A former business partner of Donald Trump’s hotel company can pursue allegations that the president’s firm evaded income taxes on a project in Panama and under-reported employee salaries there, a federal judge ruled.
U.S. District Judge Edgardo Ramos on Monday allowed the business partner, Orestes Fintiklis, and his fund, Ithaca Capital Investments, to amend their 2018 lawsuit against Trump International Hotels Management to add claims of fraud and breach of contract. Ithaca assumed control of the property after the Trump company withdrew from it in March 2018, and a feud ensued.
Fintiklis and Ithaca bought a majority of the units in the project, which began as a Trump-managed hotel in Panama City before the relationship frayed in 2017 over financial performance and other issues. It is now known as the JW Marriott Panama.
The dispute has since followed a tortured path, with several court proceedings and an arbitration before the International Chamber of Commerce. Ithaca initially claimed that Trump grossly mismanaged the hotel and asked for $15 million in damages.
Ithaca had more recently claimed that it faces millions of dollars in liabilities because Trump underpaid taxes on its management fees. Ithaca says the underpayments, which made the development’s finances look better than they were, were discovered after Panamanian authorities audited the project.

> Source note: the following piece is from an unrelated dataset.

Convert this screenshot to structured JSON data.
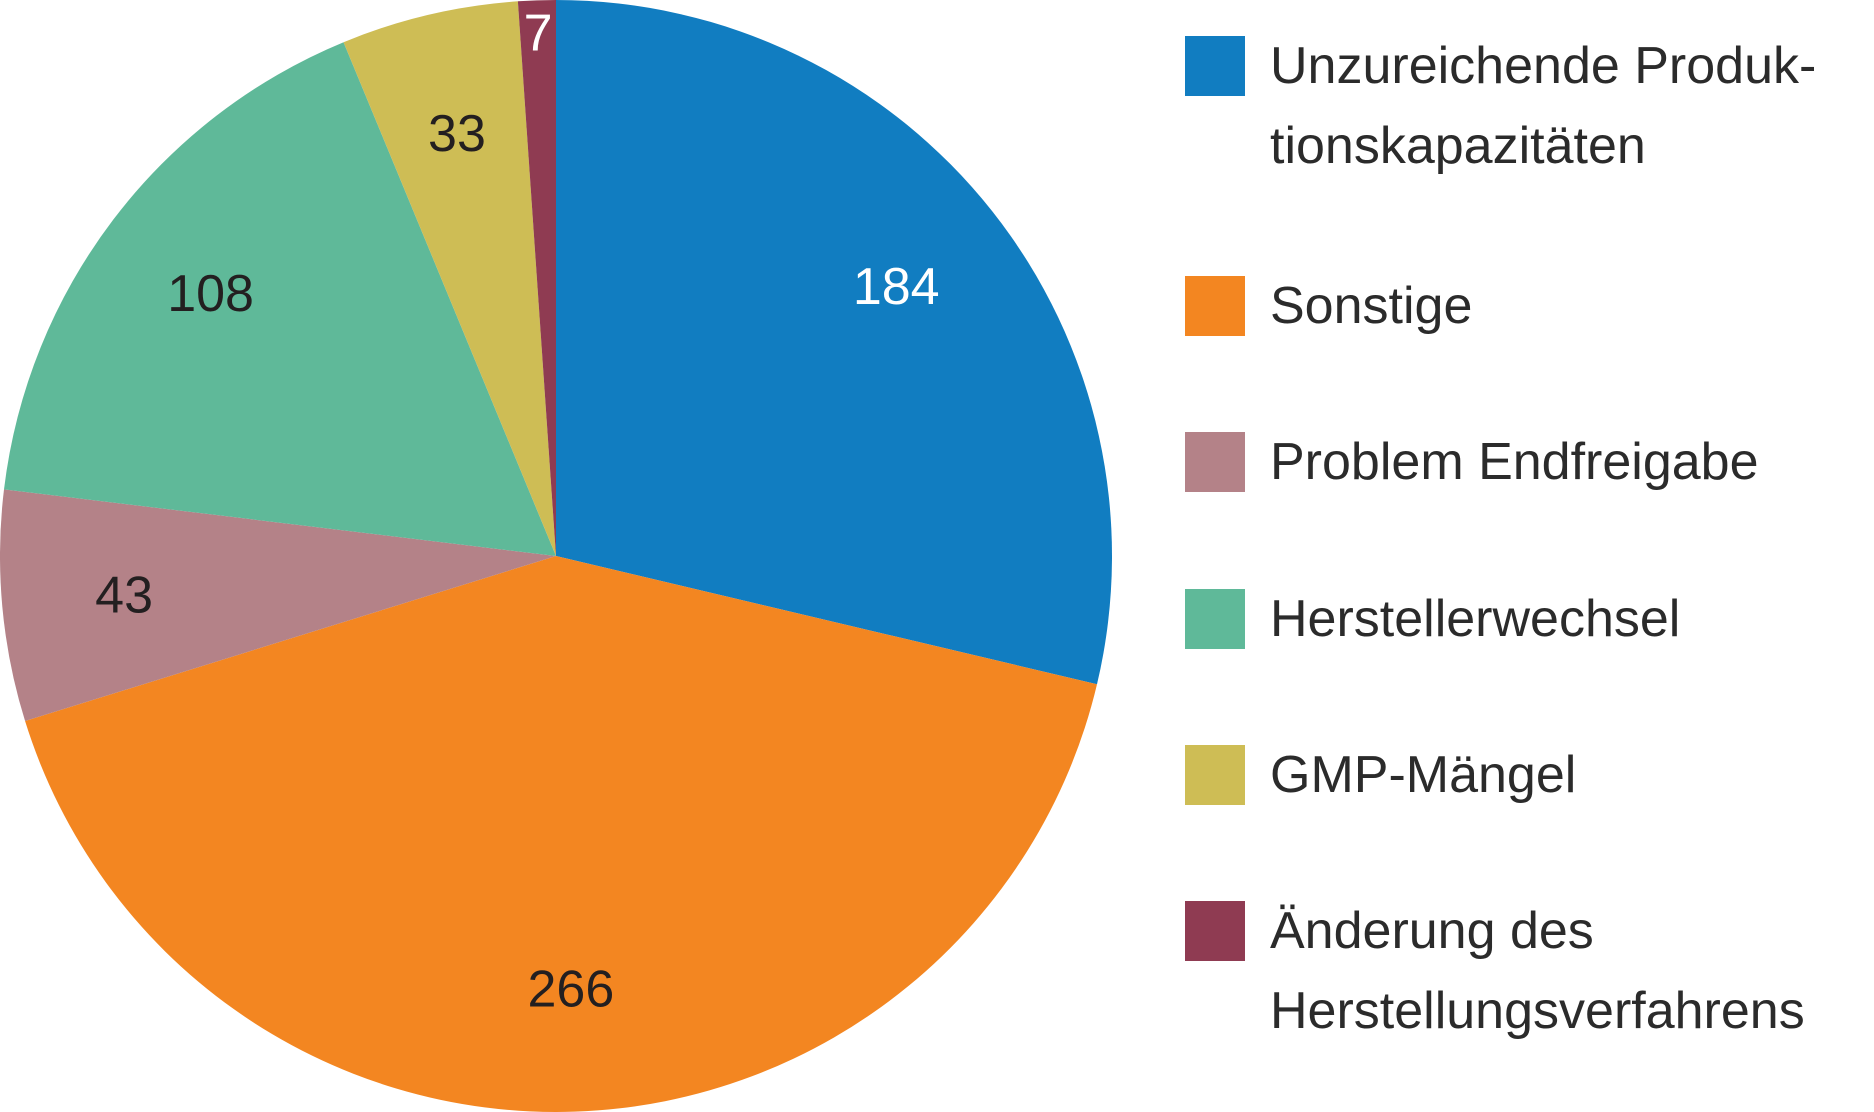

Ramos said Ithaca’s allegations of misconduct were weighty enough to move forward.
“Plaintiffs allege that they performed due diligence on the hotel’s financials provided by defendants, but that they later learned that those financials ‘artificially deflated the actual expenses of the hotel,’” the judge said.

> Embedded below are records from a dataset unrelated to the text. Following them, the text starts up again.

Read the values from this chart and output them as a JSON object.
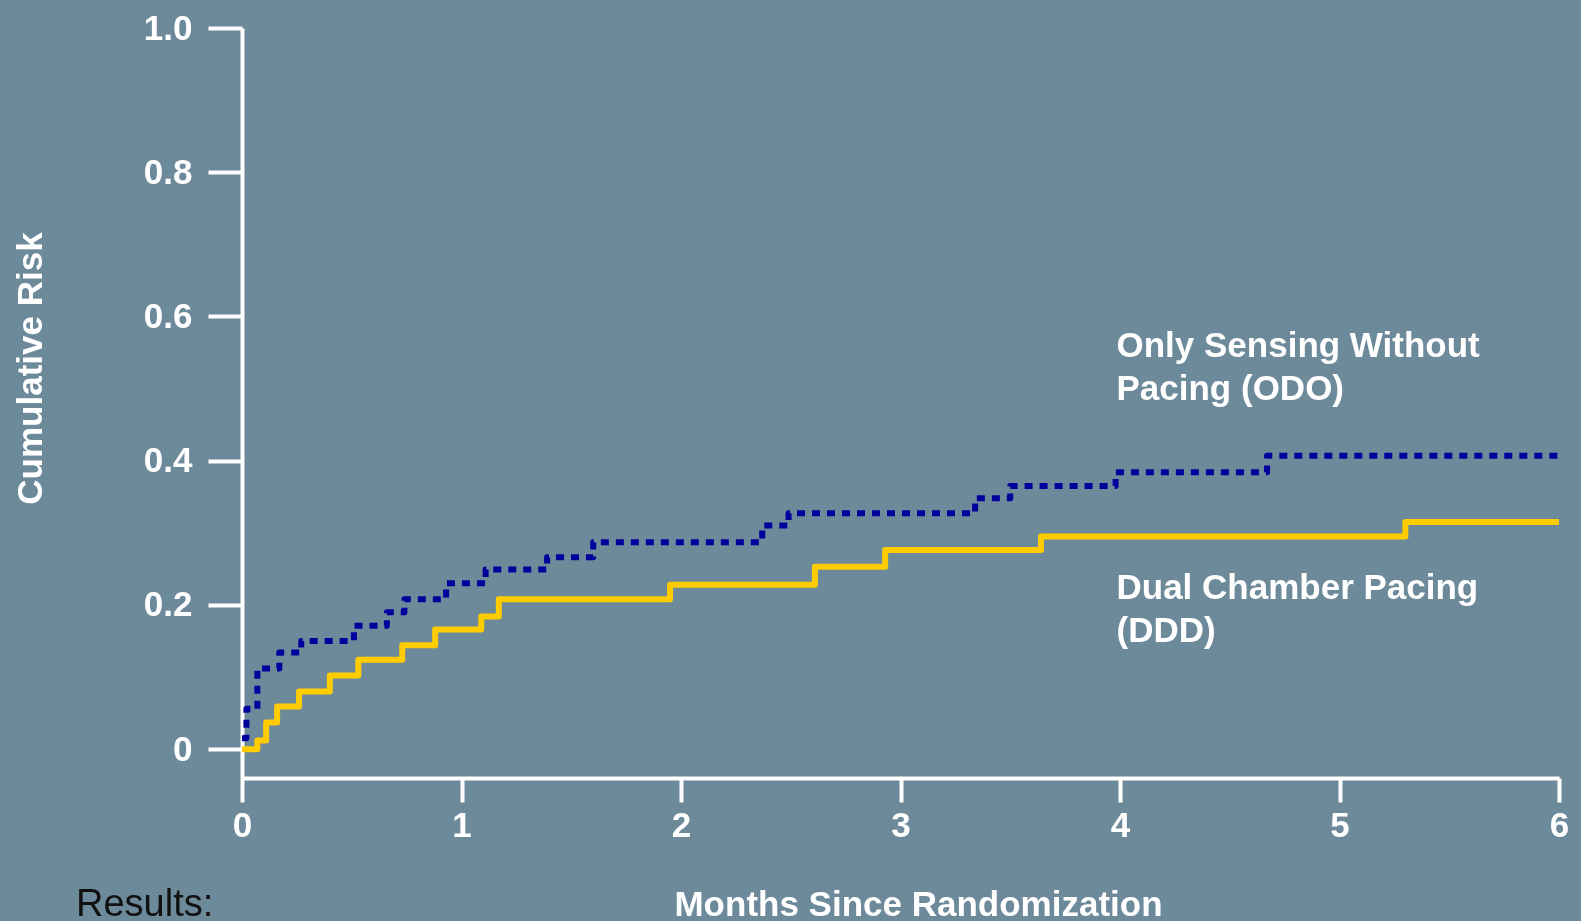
{
  "chart_data": {
    "type": "step",
    "xlabel": "Months Since Randomization",
    "ylabel": "Cumulative Risk",
    "xlim": [
      0,
      6
    ],
    "ylim": [
      -0.04,
      1
    ],
    "xticks": [
      0,
      1,
      2,
      3,
      4,
      5,
      6
    ],
    "yticks": [
      0,
      0.2,
      0.4,
      0.6,
      0.8,
      {
        "value": 1,
        "label": "1.0"
      }
    ],
    "series": [
      {
        "name": "Only Sensing Without Pacing (ODO)",
        "color": "#00009c",
        "line_style": "dotted",
        "x": [
          0,
          0.02,
          0.07,
          0.17,
          0.27,
          0.51,
          0.66,
          0.74,
          0.93,
          1.11,
          1.39,
          1.6,
          2.37,
          2.49,
          3.34,
          3.5,
          3.98,
          4.67,
          6
        ],
        "values": [
          0.015,
          0.056,
          0.112,
          0.134,
          0.15,
          0.171,
          0.19,
          0.208,
          0.23,
          0.249,
          0.266,
          0.287,
          0.31,
          0.327,
          0.348,
          0.365,
          0.384,
          0.407,
          0.407
        ]
      },
      {
        "name": "Dual Chamber Pacing (DDD)",
        "color": "#ffcc00",
        "line_style": "solid",
        "x": [
          0,
          0.07,
          0.11,
          0.16,
          0.26,
          0.4,
          0.53,
          0.73,
          0.88,
          1.09,
          1.17,
          1.95,
          2.61,
          2.93,
          3.64,
          5.3,
          6
        ],
        "values": [
          0,
          0.012,
          0.037,
          0.059,
          0.08,
          0.102,
          0.124,
          0.144,
          0.166,
          0.184,
          0.208,
          0.228,
          0.253,
          0.276,
          0.295,
          0.315,
          0.315
        ]
      }
    ],
    "annotations": [
      "Results:"
    ]
  }
}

Ramos rejected Trump’s argument that any misrepresentations were “merely nonactionable puffery,” noting the company repeatedly said the hotel was doing better than others in the Panama market. The judge also shot down the contention that the plaintiffs were sophisticated investors who wouldn’t have relied on any such statements.

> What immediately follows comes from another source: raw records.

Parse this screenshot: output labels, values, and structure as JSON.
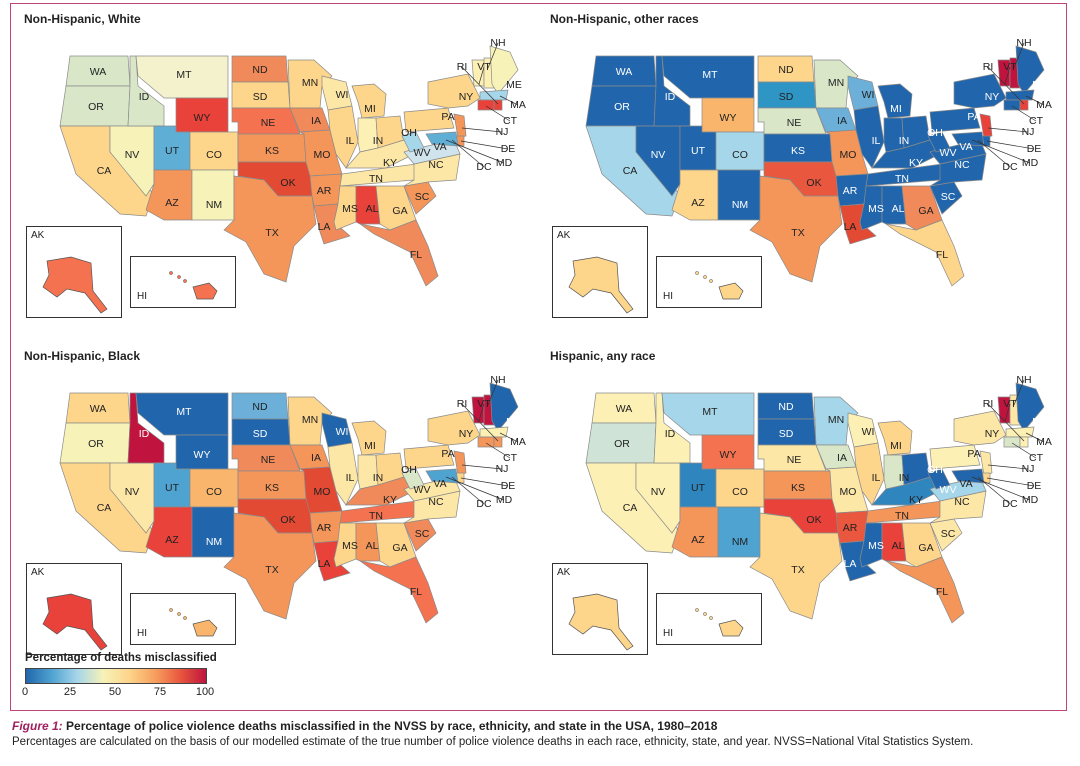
{
  "legend": {
    "title": "Percentage of deaths misclassified",
    "ticks": [
      "0",
      "25",
      "50",
      "75",
      "100"
    ],
    "colors": [
      "#2166ac",
      "#4fa3d1",
      "#a6d6e9",
      "#f6f2b8",
      "#fdd58b",
      "#f7a05f",
      "#e8573e",
      "#c0143f"
    ]
  },
  "caption": {
    "figure_label": "Figure 1:",
    "title": "Percentage of police violence deaths misclassified in the NVSS by race, ethnicity, and state in the USA, 1980–2018",
    "note": "Percentages are calculated on the basis of our modelled estimate of the true number of police violence deaths in each race, ethnicity, state, and year. NVSS=National Vital Statistics System."
  },
  "panels": [
    {
      "title": "Non-Hispanic, White",
      "inset_ak": "AK",
      "inset_hi": "HI",
      "colors": {
        "WA": "#d9e7c8",
        "OR": "#d9e7c8",
        "CA": "#fdd58b",
        "NV": "#f6f2b8",
        "ID": "#d9e7c8",
        "MT": "#f3f2cc",
        "WY": "#e8423a",
        "UT": "#5eaed6",
        "CO": "#fdd58b",
        "AZ": "#f4955a",
        "NM": "#f6f2b8",
        "ND": "#f08a5a",
        "SD": "#fdd58b",
        "NE": "#f4724f",
        "KS": "#f4955a",
        "OK": "#e24a33",
        "TX": "#f4955a",
        "MN": "#fdd58b",
        "IA": "#f08a5a",
        "MO": "#f4955a",
        "AR": "#f4955a",
        "LA": "#f08a5a",
        "WI": "#fde7a6",
        "IL": "#fdd58b",
        "MI": "#fdd58b",
        "IN": "#fdf0b5",
        "OH": "#fdd58b",
        "KY": "#fde7a6",
        "TN": "#fde7a6",
        "MS": "#fdd58b",
        "AL": "#e8423a",
        "GA": "#fdd58b",
        "FL": "#f08a5a",
        "SC": "#f4955a",
        "NC": "#fde7a6",
        "VA": "#cfe4ec",
        "WV": "#a6d6e9",
        "PA": "#fdd58b",
        "NY": "#fdd58b",
        "VT": "#fdf0b5",
        "NH": "#fdf0b5",
        "ME": "#f6f2b8",
        "MA": "#a6d6e9",
        "CT": "#e8423a",
        "RI": "#e8423a",
        "NJ": "#f4955a",
        "DE": "#f4955a",
        "MD": "#5eaed6",
        "AK": "#f4724f",
        "HI": "#f4724f"
      }
    },
    {
      "title": "Non-Hispanic, other races",
      "inset_ak": "AK",
      "inset_hi": "HI",
      "colors": {
        "WA": "#2166ac",
        "OR": "#2166ac",
        "CA": "#a6d6e9",
        "NV": "#2166ac",
        "ID": "#2166ac",
        "MT": "#2166ac",
        "WY": "#f8b56b",
        "UT": "#2166ac",
        "CO": "#a6d6e9",
        "AZ": "#fdd58b",
        "NM": "#2166ac",
        "ND": "#fdd58b",
        "SD": "#2f95c5",
        "NE": "#d9e7c8",
        "KS": "#2166ac",
        "OK": "#e8573e",
        "TX": "#f4955a",
        "MN": "#d9e7c8",
        "IA": "#6cb0da",
        "MO": "#f4955a",
        "AR": "#2166ac",
        "LA": "#e24a33",
        "WI": "#6cb0da",
        "IL": "#2166ac",
        "MI": "#2166ac",
        "IN": "#2166ac",
        "OH": "#2166ac",
        "KY": "#2166ac",
        "TN": "#2166ac",
        "MS": "#2166ac",
        "AL": "#2166ac",
        "GA": "#f08a5a",
        "FL": "#fdd58b",
        "SC": "#2166ac",
        "NC": "#2166ac",
        "VA": "#2166ac",
        "WV": "#2166ac",
        "PA": "#2166ac",
        "NY": "#2166ac",
        "VT": "#c0143f",
        "NH": "#c0143f",
        "ME": "#2166ac",
        "MA": "#2166ac",
        "CT": "#2166ac",
        "RI": "#e8423a",
        "NJ": "#e8423a",
        "DE": "#2166ac",
        "MD": "#2166ac",
        "AK": "#fdd58b",
        "HI": "#fdd58b"
      }
    },
    {
      "title": "Non-Hispanic, Black",
      "inset_ak": "AK",
      "inset_hi": "HI",
      "colors": {
        "WA": "#fdd58b",
        "OR": "#f6f2b8",
        "CA": "#fdd58b",
        "NV": "#fde7a6",
        "ID": "#c0143f",
        "MT": "#2166ac",
        "WY": "#2166ac",
        "UT": "#4fa3d1",
        "CO": "#f8b56b",
        "AZ": "#e8423a",
        "NM": "#2166ac",
        "ND": "#6cb0da",
        "SD": "#2166ac",
        "NE": "#f08a5a",
        "KS": "#f4955a",
        "OK": "#e24a33",
        "TX": "#f4955a",
        "MN": "#fdd58b",
        "IA": "#f4955a",
        "MO": "#e24a33",
        "AR": "#f4955a",
        "LA": "#e8423a",
        "WI": "#2166ac",
        "IL": "#fde7a6",
        "MI": "#fdd58b",
        "IN": "#fde7a6",
        "OH": "#fdd58b",
        "KY": "#f08a5a",
        "TN": "#f4724f",
        "MS": "#fdd58b",
        "AL": "#f4955a",
        "GA": "#fdd58b",
        "FL": "#f4724f",
        "SC": "#f08a5a",
        "NC": "#fde7a6",
        "VA": "#fde7a6",
        "WV": "#d9e7c8",
        "PA": "#fdd58b",
        "NY": "#fdd58b",
        "VT": "#c0143f",
        "NH": "#c0143f",
        "ME": "#2166ac",
        "MA": "#fdf0b5",
        "CT": "#f4955a",
        "RI": "#f4955a",
        "NJ": "#f4955a",
        "DE": "#fdd58b",
        "MD": "#4fa3d1",
        "AK": "#e8423a",
        "HI": "#f8b56b"
      }
    },
    {
      "title": "Hispanic, any race",
      "inset_ak": "AK",
      "inset_hi": "HI",
      "colors": {
        "WA": "#fdf0b5",
        "OR": "#cfe4d6",
        "CA": "#fdf0b5",
        "NV": "#fdf0b5",
        "ID": "#fdf0b5",
        "MT": "#a6d6e9",
        "WY": "#f4724f",
        "UT": "#2f86bf",
        "CO": "#fdd58b",
        "AZ": "#f4955a",
        "NM": "#4fa3d1",
        "ND": "#2166ac",
        "SD": "#2166ac",
        "NE": "#fde7a6",
        "KS": "#f4955a",
        "OK": "#e8423a",
        "TX": "#fdd58b",
        "MN": "#a6d6e9",
        "IA": "#d9e7c8",
        "MO": "#fde7a6",
        "AR": "#e8573e",
        "LA": "#2166ac",
        "WI": "#fdf0b5",
        "IL": "#fdd58b",
        "MI": "#fdd58b",
        "IN": "#d9e7c8",
        "OH": "#2166ac",
        "KY": "#2f86bf",
        "TN": "#f4955a",
        "MS": "#2166ac",
        "AL": "#e8423a",
        "GA": "#fdd58b",
        "FL": "#f4955a",
        "SC": "#fde7a6",
        "NC": "#fde7a6",
        "VA": "#a6d6e9",
        "WV": "#2166ac",
        "PA": "#fdf0b5",
        "NY": "#fde7a6",
        "VT": "#c0143f",
        "NH": "#fde7a6",
        "ME": "#2166ac",
        "MA": "#fdf0b5",
        "CT": "#d9e7c8",
        "RI": "#fdf0b5",
        "NJ": "#fde7a6",
        "DE": "#fdd58b",
        "MD": "#2166ac",
        "AK": "#fdd58b",
        "HI": "#fdd58b"
      }
    }
  ]
}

The judge threw out Trump’s three counterclaims for fraud but allowed others, including an allegation of contract interference, to remain. Ramos noted Trump’s allegation that Ithaca had an improper motive to forcibly take over the hotel and did so through unlawful means such as forcible entry and burglary.
Alan Garten, chief legal officer of the Trump Organization, hailed that part of Ramos’s decision, saying it upholds the company’s right to pursue Fintiklis and Ithaca Capital and “hold them accountable for the flagrant breach of their contractual obligations, tortious interference and other unlawful conduct.”
Garten also claimed that Trump had won an ICC arbitration award of millions of dollars in damages in the same dispute. “The Trump entities look forward to confirming this award and aggressively pursuing all avenues to collect on our multi-million dollar judgment against Fintikilis and all of his associate entities and investors until the judgment is fully satisfied,” Garten said.
The arbitration award couldn’t be immediately verified. Ithaca Capital didn’t respond to an email seeking comment on the ruling.
The case is Ithaca Capital Investments v. Trump Panama Hotel Management, 18-cv-390, U.S. District Court, Southern District of New York (Manhattan).